Currently Reading

Julia

This week I am reading ‘A Lesson in Vengeance’ by Victoria Lee, and it is pure coincidence that I chose the perfect season, month, and week to read it since the book came into my hands via a spur of the moment loan from a friend (thanks Emily!). I say the perfect week because Halloween, also known as Samhain, falls on this Thursday, and this dark academia witchy psychological thriller (a mouthful of buzzwords, I know) not only takes place primarily during the autumn months, but also has significant events revolving around Samhain. Of course, this week is great for reading witchy books in general, and this book hits the spot with its themes of witchcraft and the occult.

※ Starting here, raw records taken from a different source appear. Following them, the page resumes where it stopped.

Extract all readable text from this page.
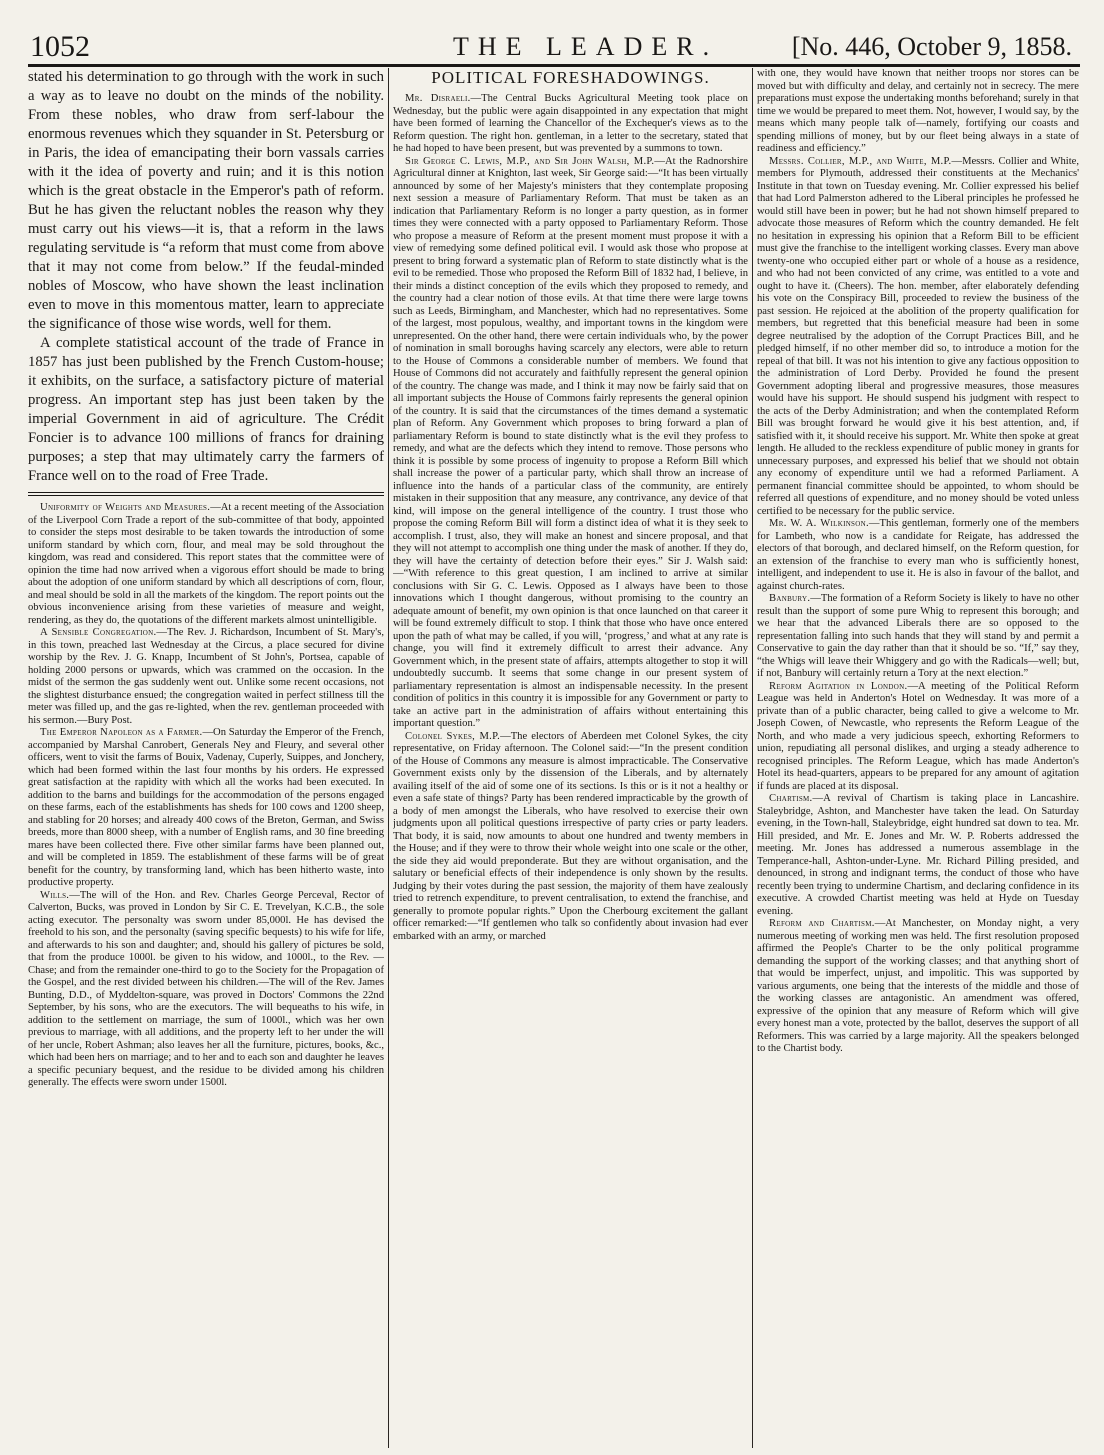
1052	THE LEADER.	[No. 446, October 9, 1858.

stated his determination to go through with the work in such a way as to leave no doubt on the minds of the nobility. From these nobles, who draw from serf-labour the enormous revenues which they squander in St. Petersburg or in Paris, the idea of emancipating their born vassals carries with it the idea of poverty and ruin; and it is this notion which is the great obstacle in the Emperor's path of reform. But he has given the reluctant nobles the reason why they must carry out his views—it is, that a reform in the laws regulating servitude is “a reform that must come from above that it may not come from below.” If the feudal-minded nobles of Moscow, who have shown the least inclination even to move in this momentous matter, learn to appreciate the significance of those wise words, well for them.

A complete statistical account of the trade of France in 1857 has just been published by the French Custom-house; it exhibits, on the surface, a satisfactory picture of material progress. An important step has just been taken by the imperial Government in aid of agriculture. The Crédit Foncier is to advance 100 millions of francs for draining purposes; a step that may ultimately carry the farmers of France well on to the road of Free Trade.

Uniformity of Weights and Measures.—At a recent meeting of the Association of the Liverpool Corn Trade a report of the sub-committee of that body, appointed to consider the steps most desirable to be taken towards the introduction of some uniform standard by which corn, flour, and meal may be sold throughout the kingdom, was read and considered. This report states that the committee were of opinion the time had now arrived when a vigorous effort should be made to bring about the adoption of one uniform standard by which all descriptions of corn, flour, and meal should be sold in all the markets of the kingdom. The report points out the obvious inconvenience arising from these varieties of measure and weight, rendering, as they do, the quotations of the different markets almost unintelligible.

A Sensible Congregation.—The Rev. J. Richardson, Incumbent of St. Mary's, in this town, preached last Wednesday at the Circus, a place secured for divine worship by the Rev. J. G. Knapp, Incumbent of St John's, Portsea, capable of holding 2000 persons or upwards, which was crammed on the occasion. In the midst of the sermon the gas suddenly went out. Unlike some recent occasions, not the slightest disturbance ensued; the congregation waited in perfect stillness till the meter was filled up, and the gas re-lighted, when the rev. gentleman proceeded with his sermon.—Bury Post.

The Emperor Napoleon as a Farmer.—On Saturday the Emperor of the French, accompanied by Marshal Canrobert, Generals Ney and Fleury, and several other officers, went to visit the farms of Bouix, Vadenay, Cuperly, Suippes, and Jonchery, which had been formed within the last four months by his orders. He expressed great satisfaction at the rapidity with which all the works had been executed. In addition to the barns and buildings for the accommodation of the persons engaged on these farms, each of the establishments has sheds for 100 cows and 1200 sheep, and stabling for 20 horses; and already 400 cows of the Breton, German, and Swiss breeds, more than 8000 sheep, with a number of English rams, and 30 fine breeding mares have been collected there. Five other similar farms have been planned out, and will be completed in 1859. The establishment of these farms will be of great benefit for the country, by transforming land, which has been hitherto waste, into productive property.

Wills.—The will of the Hon. and Rev. Charles George Perceval, Rector of Calverton, Bucks, was proved in London by Sir C. E. Trevelyan, K.C.B., the sole acting executor. The personalty was sworn under 85,000l. He has devised the freehold to his son, and the personalty (saving specific bequests) to his wife for life, and afterwards to his son and daughter; and, should his gallery of pictures be sold, that from the produce 1000l. be given to his widow, and 1000l., to the Rev. — Chase; and from the remainder one-third to go to the Society for the Propagation of the Gospel, and the rest divided between his children.—The will of the Rev. James Bunting, D.D., of Myddelton-square, was proved in Doctors' Commons the 22nd September, by his sons, who are the executors. The will bequeaths to his wife, in addition to the settlement on marriage, the sum of 1000l., which was her own previous to marriage, with all additions, and the property left to her under the will of her uncle, Robert Ashman; also leaves her all the furniture, pictures, books, &c., which had been hers on marriage; and to her and to each son and daughter he leaves a specific pecuniary bequest, and the residue to be divided among his children generally. The effects were sworn under 1500l.

POLITICAL FORESHADOWINGS.

Mr. Disraeli.—The Central Bucks Agricultural Meeting took place on Wednesday, but the public were again disappointed in any expectation that might have been formed of learning the Chancellor of the Exchequer's views as to the Reform question. The right hon. gentleman, in a letter to the secretary, stated that he had hoped to have been present, but was prevented by a summons to town.

Sir George C. Lewis, M.P., and Sir John Walsh, M.P.—At the Radnorshire Agricultural dinner at Knighton, last week, Sir George said:—“It has been virtually announced by some of her Majesty's ministers that they contemplate proposing next session a measure of Parliamentary Reform. That must be taken as an indication that Parliamentary Reform is no longer a party question, as in former times they were connected with a party opposed to Parliamentary Reform. Those who propose a measure of Reform at the present moment must propose it with a view of remedying some defined political evil. I would ask those who propose at present to bring forward a systematic plan of Reform to state distinctly what is the evil to be remedied. Those who proposed the Reform Bill of 1832 had, I believe, in their minds a distinct conception of the evils which they proposed to remedy, and the country had a clear notion of those evils. At that time there were large towns such as Leeds, Birmingham, and Manchester, which had no representatives. Some of the largest, most populous, wealthy, and important towns in the kingdom were unrepresented. On the other hand, there were certain individuals who, by the power of nomination in small boroughs having scarcely any electors, were able to return to the House of Commons a considerable number of members. We found that House of Commons did not accurately and faithfully represent the general opinion of the country. The change was made, and I think it may now be fairly said that on all important subjects the House of Commons fairly represents the general opinion of the country. It is said that the circumstances of the times demand a systematic plan of Reform. Any Government which proposes to bring forward a plan of parliamentary Reform is bound to state distinctly what is the evil they profess to remedy, and what are the defects which they intend to remove. Those persons who think it is possible by some process of ingenuity to propose a Reform Bill which shall increase the power of a particular party, which shall throw an increase of influence into the hands of a particular class of the community, are entirely mistaken in their supposition that any measure, any contrivance, any device of that kind, will impose on the general intelligence of the country. I trust those who propose the coming Reform Bill will form a distinct idea of what it is they seek to accomplish. I trust, also, they will make an honest and sincere proposal, and that they will not attempt to accomplish one thing under the mask of another. If they do, they will have the certainty of detection before their eyes.” Sir J. Walsh said:—“With reference to this great question, I am inclined to arrive at similar conclusions with Sir G. C. Lewis. Opposed as I always have been to those innovations which I thought dangerous, without promising to the country an adequate amount of benefit, my own opinion is that once launched on that career it will be found extremely difficult to stop. I think that those who have once entered upon the path of what may be called, if you will, ‘progress,’ and what at any rate is change, you will find it extremely difficult to arrest their advance. Any Government which, in the present state of affairs, attempts altogether to stop it will undoubtedly succumb. It seems that some change in our present system of parliamentary representation is almost an indispensable necessity. In the present condition of politics in this country it is impossible for any Government or party to take an active part in the administration of affairs without entertaining this important question.”

Colonel Sykes, M.P.—The electors of Aberdeen met Colonel Sykes, the city representative, on Friday afternoon. The Colonel said:—“In the present condition of the House of Commons any measure is almost impracticable. The Conservative Government exists only by the dissension of the Liberals, and by alternately availing itself of the aid of some one of its sections. Is this or is it not a healthy or even a safe state of things? Party has been rendered impracticable by the growth of a body of men amongst the Liberals, who have resolved to exercise their own judgments upon all political questions irrespective of party cries or party leaders. That body, it is said, now amounts to about one hundred and twenty members in the House; and if they were to throw their whole weight into one scale or the other, the side they aid would preponderate. But they are without organisation, and the salutary or beneficial effects of their independence is only shown by the results. Judging by their votes during the past session, the majority of them have zealously tried to retrench expenditure, to prevent centralisation, to extend the franchise, and generally to promote popular rights.” Upon the Cherbourg excitement the gallant officer remarked:—“If gentlemen who talk so confidently about invasion had ever embarked with an army, or marched

with one, they would have known that neither troops nor stores can be moved but with difficulty and delay, and certainly not in secrecy. The mere preparations must expose the undertaking months beforehand; surely in that time we would be prepared to meet them. Not, however, I would say, by the means which many people talk of—namely, fortifying our coasts and spending millions of money, but by our fleet being always in a state of readiness and efficiency.”

Messrs. Collier, M.P., and White, M.P.—Messrs. Collier and White, members for Plymouth, addressed their constituents at the Mechanics' Institute in that town on Tuesday evening. Mr. Collier expressed his belief that had Lord Palmerston adhered to the Liberal principles he professed he would still have been in power; but he had not shown himself prepared to advocate those measures of Reform which the country demanded. He felt no hesitation in expressing his opinion that a Reform Bill to be efficient must give the franchise to the intelligent working classes. Every man above twenty-one who occupied either part or whole of a house as a residence, and who had not been convicted of any crime, was entitled to a vote and ought to have it. (Cheers). The hon. member, after elaborately defending his vote on the Conspiracy Bill, proceeded to review the business of the past session. He rejoiced at the abolition of the property qualification for members, but regretted that this beneficial measure had been in some degree neutralised by the adoption of the Corrupt Practices Bill, and he pledged himself, if no other member did so, to introduce a motion for the repeal of that bill. It was not his intention to give any factious opposition to the administration of Lord Derby. Provided he found the present Government adopting liberal and progressive measures, those measures would have his support. He should suspend his judgment with respect to the acts of the Derby Administration; and when the contemplated Reform Bill was brought forward he would give it his best attention, and, if satisfied with it, it should receive his support. Mr. White then spoke at great length. He alluded to the reckless expenditure of public money in grants for unnecessary purposes, and expressed his belief that we should not obtain any economy of expenditure until we had a reformed Parliament. A permanent financial committee should be appointed, to whom should be referred all questions of expenditure, and no money should be voted unless certified to be necessary for the public service.

Mr. W. A. Wilkinson.—This gentleman, formerly one of the members for Lambeth, who now is a candidate for Reigate, has addressed the electors of that borough, and declared himself, on the Reform question, for an extension of the franchise to every man who is sufficiently honest, intelligent, and independent to use it. He is also in favour of the ballot, and against church-rates.

Banbury.—The formation of a Reform Society is likely to have no other result than the support of some pure Whig to represent this borough; and we hear that the advanced Liberals there are so opposed to the representation falling into such hands that they will stand by and permit a Conservative to gain the day rather than that it should be so. “If,” say they, “the Whigs will leave their Whiggery and go with the Radicals—well; but, if not, Banbury will certainly return a Tory at the next election.”

Reform Agitation in London.—A meeting of the Political Reform League was held in Anderton's Hotel on Wednesday. It was more of a private than of a public character, being called to give a welcome to Mr. Joseph Cowen, of Newcastle, who represents the Reform League of the North, and who made a very judicious speech, exhorting Reformers to union, repudiating all personal dislikes, and urging a steady adherence to recognised principles. The Reform League, which has made Anderton's Hotel its head-quarters, appears to be prepared for any amount of agitation if funds are placed at its disposal.

Chartism.—A revival of Chartism is taking place in Lancashire. Staleybridge, Ashton, and Manchester have taken the lead. On Saturday evening, in the Town-hall, Staleybridge, eight hundred sat down to tea. Mr. Hill presided, and Mr. E. Jones and Mr. W. P. Roberts addressed the meeting. Mr. Jones has addressed a numerous assemblage in the Temperance-hall, Ashton-under-Lyne. Mr. Richard Pilling presided, and denounced, in strong and indignant terms, the conduct of those who have recently been trying to undermine Chartism, and declaring confidence in its executive. A crowded Chartist meeting was held at Hyde on Tuesday evening.

Reform and Chartism.—At Manchester, on Monday night, a very numerous meeting of working men was held. The first resolution proposed affirmed the People's Charter to be the only political programme demanding the support of the working classes; and that anything short of that would be imperfect, unjust, and impolitic. This was supported by various arguments, one being that the interests of the middle and those of the working classes are antagonistic. An amendment was offered, expressive of the opinion that any measure of Reform which will give every honest man a vote, protected by the ballot, deserves the support of all Reformers. This was carried by a large majority. All the speakers belonged to the Chartist body.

While I am enjoying this lighter read – light because it has a readability to it, not because its subject is particularly light – I do find a lot of it quite repetitive, and not in an effective way. I like the play on an unreliable narrator and how suspense is built on our mistrust of her perspective, but I didn’t always feel like it was necessary to see her go down spiral after spiral after spiral…

I do also have a gripe with the fact that this book is set at an all girls boarding school. I love a dark academia boarding school setting, but having gone to a New England boarding school, I find the book’s descriptions so wholly unrepresentative of a boarding school setting that it is distracting me from the actual plot. The setting IS lovely, don’t get me wrong, but it reads much more like a small university à la ‘The Secret History’. 

The main character in this story, Felicity Morrows, struggles to draw the line between her version of magic and reality, and much of the book so far also asks readers to toe the same line. So, it is perhaps no surprise that I find myself picking up my tarot cards once again, drawn to the veiled realms, just like Felicity. 

Ayesha

I started this a few weeks ago – one of the books that I’m currently reading is Sheila Heti’s “Alphabet Diaries.” I bought this during my trip to Paris earlier this year and was really pulled into the writing format. Each chapter is focused on a letter of the alphabet, hence the title. Heti pulled half a million words from her journals spanning around a decade and compiled them into a spreadsheet. After organizing them alphabetically, she refined and edited her wording to bring us this chaotic masterpiece. 

I’m on chapter “H” and as I’ve been reading, the formatting is quite resonant with that of an anxious mind. I don’t know if this was her intention but for me, I can relate to the million ideas and thoughts running in my head at the same time – often on unrelated topics. 

A book can be about more than one thing, like a kaleidoscope.”